To be specific, when it comes to the first area (Investigation), the three most common weaknesses I see in managers and leaders or organizations are usually one of:
1. Intellectual Rigor:
By this I mean the commitment to asking as many questions as are necessary to uncover all the material information surrounding any needed decision.
In too many cases, leaders of organizations operate at the extremes of either going mostly by their gut instinct and ignoring valid data, or depending so much on data that they suffer from paralysis by analysis.
2. Financial Understanding:
This involves the ability to read and understand the key aspects of an Income Statement, a Balance Sheet and a Cash Flow Projection.

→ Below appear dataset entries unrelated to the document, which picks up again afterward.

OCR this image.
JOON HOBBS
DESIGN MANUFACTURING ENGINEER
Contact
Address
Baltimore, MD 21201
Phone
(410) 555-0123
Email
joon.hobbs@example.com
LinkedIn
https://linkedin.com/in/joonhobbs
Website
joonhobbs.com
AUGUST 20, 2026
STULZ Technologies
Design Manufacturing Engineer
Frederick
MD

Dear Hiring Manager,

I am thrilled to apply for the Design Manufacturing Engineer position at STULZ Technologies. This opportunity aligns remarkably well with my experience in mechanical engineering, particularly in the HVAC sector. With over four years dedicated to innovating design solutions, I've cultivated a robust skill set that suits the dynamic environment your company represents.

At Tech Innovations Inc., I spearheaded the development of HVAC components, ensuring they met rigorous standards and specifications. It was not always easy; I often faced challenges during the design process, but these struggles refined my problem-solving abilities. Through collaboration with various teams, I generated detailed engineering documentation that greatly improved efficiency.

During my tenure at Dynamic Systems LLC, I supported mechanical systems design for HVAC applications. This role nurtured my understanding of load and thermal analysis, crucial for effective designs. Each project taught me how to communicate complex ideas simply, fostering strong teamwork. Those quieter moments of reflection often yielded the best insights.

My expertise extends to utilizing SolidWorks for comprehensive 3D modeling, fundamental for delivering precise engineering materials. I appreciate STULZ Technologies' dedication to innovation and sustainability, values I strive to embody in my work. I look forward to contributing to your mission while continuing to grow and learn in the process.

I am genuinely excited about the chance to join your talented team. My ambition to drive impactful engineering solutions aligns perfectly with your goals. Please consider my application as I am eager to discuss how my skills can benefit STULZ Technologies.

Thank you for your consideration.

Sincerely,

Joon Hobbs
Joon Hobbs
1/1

I was a CPA by training, and while I’m not suggesting that everyone train themselves to CPA levels, I do see a different level of decision-making when those involved clearly understand the key financial elements involved.
I’d go so far as to say that if you don’t acquire at least a minimal level of understanding of financial statements, you will limit the level of seniority at which you’ll be able to operate.
3. Embracing External Change:
Great leaders have a commitment to identify, assess and embrace positive change agents, and to identify, assess and account for unavoidable negative change agents.
Others are trapped either by the NIH (Not Invented Here) syndrome, where if ‘we’ didn’t come up with it, it ain’t any good; or its opposite: the NBG (Next Big Thing) syndrome, where we’re always looking for a nice shiny new outside initiative we can import and use.